Center Project Reports

A Large Publicly Available Corpus of Website Privacy Policies Based on DMOZ
Razieh Nokhbeh Zaeem, K. Suzanne Barber, UT CID Report #20-16, November 2020

Abstract
Show Abstract Studies have shown website privacy policies are too long and hard to comprehend for their target audience. These studies and a more recent body of research that utilizes machine learning and natural language processing to automatically summarize privacy policies greatly benefit, if not rely on, corpora of privacy policies collected from the web. While there have been smaller annotated corpora of web privacy policies made public, we are not aware of any large publicly available corpus. We use DMOZ, a massive open-content directory of the web, and its manually categorized 1.5 million web-sites, to collect hundreds of thousands of privacy policies associated with their categories, enabling research on privacy policies across different categories/market sectors.

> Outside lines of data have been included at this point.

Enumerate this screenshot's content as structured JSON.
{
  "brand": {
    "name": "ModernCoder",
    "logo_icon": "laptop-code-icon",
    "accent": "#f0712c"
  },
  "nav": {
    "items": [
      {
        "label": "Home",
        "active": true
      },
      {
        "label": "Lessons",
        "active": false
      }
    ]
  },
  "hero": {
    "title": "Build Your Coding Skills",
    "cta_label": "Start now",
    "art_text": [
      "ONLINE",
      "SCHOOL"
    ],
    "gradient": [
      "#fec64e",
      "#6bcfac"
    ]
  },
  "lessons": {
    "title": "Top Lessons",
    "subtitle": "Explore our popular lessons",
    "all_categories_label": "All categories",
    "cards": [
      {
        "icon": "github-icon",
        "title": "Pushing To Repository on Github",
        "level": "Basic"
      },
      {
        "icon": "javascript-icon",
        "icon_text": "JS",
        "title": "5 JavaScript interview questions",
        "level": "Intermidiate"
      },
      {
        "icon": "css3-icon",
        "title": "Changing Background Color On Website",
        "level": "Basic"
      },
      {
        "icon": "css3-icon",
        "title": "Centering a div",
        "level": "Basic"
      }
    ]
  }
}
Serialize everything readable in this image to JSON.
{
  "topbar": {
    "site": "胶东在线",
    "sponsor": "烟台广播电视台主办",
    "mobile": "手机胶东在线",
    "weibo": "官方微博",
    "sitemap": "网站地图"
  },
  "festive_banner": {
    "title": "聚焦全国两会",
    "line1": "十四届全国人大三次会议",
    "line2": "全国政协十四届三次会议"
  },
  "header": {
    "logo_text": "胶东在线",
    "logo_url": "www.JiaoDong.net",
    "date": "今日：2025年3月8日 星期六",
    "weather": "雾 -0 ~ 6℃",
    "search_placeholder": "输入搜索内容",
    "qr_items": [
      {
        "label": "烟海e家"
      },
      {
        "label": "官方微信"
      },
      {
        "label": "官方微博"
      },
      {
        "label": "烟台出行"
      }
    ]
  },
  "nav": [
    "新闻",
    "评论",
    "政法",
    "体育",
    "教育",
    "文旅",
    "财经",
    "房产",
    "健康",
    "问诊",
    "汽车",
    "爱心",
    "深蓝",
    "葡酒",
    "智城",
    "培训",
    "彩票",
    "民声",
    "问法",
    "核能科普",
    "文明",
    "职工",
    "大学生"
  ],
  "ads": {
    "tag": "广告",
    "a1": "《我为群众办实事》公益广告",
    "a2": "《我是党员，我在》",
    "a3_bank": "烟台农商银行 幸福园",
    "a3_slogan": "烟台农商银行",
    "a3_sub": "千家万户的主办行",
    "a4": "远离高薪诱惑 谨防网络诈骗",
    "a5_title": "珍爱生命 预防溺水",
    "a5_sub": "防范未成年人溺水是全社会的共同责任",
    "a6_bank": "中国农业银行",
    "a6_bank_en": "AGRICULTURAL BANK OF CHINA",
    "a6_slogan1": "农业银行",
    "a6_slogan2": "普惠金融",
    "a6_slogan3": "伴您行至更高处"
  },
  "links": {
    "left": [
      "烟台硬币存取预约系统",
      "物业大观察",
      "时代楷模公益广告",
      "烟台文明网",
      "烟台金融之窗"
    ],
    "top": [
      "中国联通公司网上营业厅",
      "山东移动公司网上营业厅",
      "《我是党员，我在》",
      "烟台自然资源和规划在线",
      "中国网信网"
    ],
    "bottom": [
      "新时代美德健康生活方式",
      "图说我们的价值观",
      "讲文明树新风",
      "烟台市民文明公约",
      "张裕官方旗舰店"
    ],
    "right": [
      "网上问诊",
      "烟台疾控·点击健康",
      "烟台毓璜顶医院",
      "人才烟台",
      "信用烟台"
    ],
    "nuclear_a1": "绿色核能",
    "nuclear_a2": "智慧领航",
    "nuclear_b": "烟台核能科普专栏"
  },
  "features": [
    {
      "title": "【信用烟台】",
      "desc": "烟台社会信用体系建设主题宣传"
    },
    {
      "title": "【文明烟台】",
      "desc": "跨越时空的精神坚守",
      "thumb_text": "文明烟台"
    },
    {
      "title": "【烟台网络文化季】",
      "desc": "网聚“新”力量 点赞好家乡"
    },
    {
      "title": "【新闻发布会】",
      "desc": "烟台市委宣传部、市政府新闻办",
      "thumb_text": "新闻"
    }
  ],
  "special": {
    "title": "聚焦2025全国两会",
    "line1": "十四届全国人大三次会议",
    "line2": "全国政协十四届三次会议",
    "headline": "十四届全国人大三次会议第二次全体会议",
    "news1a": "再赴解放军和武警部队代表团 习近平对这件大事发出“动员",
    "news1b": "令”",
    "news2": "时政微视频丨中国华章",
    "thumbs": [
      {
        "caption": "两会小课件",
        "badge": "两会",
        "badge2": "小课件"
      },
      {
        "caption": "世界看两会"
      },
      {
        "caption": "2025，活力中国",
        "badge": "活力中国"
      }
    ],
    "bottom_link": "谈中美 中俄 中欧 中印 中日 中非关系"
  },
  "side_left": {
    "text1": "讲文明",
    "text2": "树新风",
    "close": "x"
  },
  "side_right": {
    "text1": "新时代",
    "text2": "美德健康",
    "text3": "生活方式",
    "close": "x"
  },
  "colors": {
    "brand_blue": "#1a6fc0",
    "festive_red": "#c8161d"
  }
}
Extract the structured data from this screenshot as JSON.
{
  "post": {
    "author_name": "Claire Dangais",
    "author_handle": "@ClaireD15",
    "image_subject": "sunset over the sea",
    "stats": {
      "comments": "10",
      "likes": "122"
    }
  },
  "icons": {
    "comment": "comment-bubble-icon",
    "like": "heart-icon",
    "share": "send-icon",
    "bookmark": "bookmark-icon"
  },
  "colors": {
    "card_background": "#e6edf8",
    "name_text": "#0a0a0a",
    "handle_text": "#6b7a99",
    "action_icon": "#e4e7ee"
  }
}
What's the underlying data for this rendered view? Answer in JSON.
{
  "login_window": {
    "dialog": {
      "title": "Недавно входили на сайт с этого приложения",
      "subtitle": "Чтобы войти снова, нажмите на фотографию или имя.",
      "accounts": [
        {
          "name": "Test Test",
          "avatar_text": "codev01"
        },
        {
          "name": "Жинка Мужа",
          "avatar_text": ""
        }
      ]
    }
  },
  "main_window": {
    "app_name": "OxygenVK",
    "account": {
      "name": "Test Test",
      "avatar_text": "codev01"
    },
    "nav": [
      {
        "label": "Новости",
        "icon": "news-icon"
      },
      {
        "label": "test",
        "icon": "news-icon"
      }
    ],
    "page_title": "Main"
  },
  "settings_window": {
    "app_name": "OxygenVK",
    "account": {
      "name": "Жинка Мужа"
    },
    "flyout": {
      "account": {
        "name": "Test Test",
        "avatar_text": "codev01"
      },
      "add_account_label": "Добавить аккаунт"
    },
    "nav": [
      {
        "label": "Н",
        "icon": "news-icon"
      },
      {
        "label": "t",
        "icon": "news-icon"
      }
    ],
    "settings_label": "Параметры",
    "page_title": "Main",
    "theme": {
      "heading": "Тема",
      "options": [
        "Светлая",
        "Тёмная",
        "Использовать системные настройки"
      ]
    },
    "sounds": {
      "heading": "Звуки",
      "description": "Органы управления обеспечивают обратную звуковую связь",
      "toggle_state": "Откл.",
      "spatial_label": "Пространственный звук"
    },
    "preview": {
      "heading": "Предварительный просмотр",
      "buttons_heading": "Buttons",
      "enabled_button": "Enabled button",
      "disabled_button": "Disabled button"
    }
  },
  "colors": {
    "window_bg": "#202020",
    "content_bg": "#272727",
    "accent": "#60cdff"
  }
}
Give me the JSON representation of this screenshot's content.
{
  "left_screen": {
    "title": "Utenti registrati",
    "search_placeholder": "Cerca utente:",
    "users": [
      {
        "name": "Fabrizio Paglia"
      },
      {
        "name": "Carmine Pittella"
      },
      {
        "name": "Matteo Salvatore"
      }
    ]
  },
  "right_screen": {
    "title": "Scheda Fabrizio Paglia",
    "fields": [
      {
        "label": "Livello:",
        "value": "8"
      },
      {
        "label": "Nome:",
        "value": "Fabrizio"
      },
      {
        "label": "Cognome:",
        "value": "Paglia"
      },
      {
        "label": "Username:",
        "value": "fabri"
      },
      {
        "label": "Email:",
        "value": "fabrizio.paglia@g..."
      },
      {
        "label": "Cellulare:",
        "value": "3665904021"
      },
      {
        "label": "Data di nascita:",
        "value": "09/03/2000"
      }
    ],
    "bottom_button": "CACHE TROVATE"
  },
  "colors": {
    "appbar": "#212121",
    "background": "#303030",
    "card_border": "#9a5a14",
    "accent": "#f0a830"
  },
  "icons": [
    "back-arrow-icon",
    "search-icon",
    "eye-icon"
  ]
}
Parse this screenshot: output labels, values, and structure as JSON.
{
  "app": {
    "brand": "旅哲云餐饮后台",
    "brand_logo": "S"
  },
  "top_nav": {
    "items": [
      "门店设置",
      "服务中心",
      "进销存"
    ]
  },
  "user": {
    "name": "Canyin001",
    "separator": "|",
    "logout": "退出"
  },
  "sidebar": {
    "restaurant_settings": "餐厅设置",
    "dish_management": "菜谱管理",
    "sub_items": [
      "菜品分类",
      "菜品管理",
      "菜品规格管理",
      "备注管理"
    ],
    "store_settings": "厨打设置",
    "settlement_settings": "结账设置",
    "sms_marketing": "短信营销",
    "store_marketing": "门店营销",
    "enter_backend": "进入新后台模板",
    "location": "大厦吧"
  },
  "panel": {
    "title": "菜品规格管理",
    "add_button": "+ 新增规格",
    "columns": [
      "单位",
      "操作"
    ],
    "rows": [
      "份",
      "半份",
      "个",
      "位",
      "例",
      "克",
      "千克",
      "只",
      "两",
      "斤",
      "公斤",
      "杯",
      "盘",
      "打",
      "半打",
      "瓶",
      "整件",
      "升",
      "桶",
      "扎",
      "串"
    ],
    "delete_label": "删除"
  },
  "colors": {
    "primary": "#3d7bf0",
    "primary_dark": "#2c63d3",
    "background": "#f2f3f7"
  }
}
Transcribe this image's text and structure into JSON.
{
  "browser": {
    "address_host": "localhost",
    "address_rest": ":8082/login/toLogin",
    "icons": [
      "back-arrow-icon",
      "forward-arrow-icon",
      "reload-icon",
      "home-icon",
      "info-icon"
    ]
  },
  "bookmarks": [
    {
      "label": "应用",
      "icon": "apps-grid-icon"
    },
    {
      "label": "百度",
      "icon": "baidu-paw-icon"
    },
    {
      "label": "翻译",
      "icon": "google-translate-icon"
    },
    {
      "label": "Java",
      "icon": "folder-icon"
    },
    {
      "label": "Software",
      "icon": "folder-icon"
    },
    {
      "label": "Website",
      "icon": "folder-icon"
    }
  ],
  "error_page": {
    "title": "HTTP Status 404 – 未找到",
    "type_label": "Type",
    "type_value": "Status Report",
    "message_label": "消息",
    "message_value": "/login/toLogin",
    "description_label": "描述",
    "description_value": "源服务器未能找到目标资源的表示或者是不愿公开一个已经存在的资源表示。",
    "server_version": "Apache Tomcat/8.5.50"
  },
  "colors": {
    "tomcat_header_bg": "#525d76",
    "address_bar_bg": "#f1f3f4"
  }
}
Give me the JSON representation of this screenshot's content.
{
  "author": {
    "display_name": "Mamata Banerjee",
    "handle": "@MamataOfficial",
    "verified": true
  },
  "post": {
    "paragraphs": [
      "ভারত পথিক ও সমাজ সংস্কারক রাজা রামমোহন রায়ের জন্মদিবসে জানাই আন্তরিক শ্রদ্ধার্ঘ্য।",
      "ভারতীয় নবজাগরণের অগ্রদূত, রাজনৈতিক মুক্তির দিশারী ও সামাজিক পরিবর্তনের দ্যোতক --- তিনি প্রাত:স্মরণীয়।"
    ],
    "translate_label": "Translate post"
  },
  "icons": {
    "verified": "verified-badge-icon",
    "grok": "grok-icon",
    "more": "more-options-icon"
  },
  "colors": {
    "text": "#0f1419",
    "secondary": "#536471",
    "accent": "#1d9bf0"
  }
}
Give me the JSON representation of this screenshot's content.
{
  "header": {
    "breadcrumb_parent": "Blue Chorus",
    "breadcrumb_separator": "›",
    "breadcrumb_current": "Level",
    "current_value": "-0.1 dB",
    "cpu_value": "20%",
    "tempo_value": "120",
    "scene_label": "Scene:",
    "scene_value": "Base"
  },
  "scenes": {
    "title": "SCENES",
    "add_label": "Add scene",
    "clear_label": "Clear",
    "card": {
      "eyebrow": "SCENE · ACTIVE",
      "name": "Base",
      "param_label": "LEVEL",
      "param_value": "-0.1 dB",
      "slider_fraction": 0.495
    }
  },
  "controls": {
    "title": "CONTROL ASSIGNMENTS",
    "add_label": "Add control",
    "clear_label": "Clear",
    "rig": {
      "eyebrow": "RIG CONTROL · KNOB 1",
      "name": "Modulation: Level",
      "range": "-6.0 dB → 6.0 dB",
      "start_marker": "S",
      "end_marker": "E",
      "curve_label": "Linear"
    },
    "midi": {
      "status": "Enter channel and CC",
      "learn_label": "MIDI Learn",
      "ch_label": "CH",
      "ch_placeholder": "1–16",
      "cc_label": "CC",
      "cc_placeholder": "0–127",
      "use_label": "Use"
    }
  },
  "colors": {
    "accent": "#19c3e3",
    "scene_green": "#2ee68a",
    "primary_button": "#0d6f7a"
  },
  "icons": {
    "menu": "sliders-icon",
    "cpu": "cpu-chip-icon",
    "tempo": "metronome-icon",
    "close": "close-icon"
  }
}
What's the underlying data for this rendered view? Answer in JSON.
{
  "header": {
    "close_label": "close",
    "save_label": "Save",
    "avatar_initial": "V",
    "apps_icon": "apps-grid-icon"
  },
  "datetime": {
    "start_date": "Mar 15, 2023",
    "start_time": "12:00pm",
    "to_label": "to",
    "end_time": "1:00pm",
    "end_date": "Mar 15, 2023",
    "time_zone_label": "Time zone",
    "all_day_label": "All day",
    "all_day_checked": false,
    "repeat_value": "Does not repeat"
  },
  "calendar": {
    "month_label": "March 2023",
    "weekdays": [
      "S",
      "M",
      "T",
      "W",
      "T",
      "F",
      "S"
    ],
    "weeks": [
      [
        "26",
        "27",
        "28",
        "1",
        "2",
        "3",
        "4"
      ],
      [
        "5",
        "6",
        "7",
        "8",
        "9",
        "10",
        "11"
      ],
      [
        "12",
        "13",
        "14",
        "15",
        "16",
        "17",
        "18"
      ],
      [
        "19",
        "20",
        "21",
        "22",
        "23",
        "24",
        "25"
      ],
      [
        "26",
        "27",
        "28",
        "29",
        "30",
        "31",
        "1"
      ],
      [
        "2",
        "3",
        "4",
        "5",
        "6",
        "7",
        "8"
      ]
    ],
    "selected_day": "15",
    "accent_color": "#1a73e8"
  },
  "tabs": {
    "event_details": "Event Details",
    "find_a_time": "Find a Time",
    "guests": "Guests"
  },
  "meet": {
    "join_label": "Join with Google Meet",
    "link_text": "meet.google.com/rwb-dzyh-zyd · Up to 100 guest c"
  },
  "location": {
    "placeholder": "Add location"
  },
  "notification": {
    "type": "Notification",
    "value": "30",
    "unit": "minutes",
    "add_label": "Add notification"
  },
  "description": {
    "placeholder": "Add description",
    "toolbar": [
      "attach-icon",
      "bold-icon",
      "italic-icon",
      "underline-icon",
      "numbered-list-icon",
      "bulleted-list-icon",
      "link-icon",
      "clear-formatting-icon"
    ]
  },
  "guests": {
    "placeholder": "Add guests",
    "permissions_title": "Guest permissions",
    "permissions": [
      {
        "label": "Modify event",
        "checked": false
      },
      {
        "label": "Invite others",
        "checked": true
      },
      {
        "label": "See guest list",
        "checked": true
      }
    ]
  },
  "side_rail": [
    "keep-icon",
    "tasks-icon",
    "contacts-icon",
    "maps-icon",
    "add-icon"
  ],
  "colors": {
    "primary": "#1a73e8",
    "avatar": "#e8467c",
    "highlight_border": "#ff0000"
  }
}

We review statistics of this cor-pus and make it available for research. We also obtain valuable insights about privacy policies, e.g., which websites post them less often. Our corpus of web privacy policies is a valuable tool at the researchers’ disposal to investigate privacy policies. For example, it facilitates comparison among different methods of privacy pol-icy summarization by providing a benchmark, and can be used in unsupervised machine learning to automatically digest privacy policies.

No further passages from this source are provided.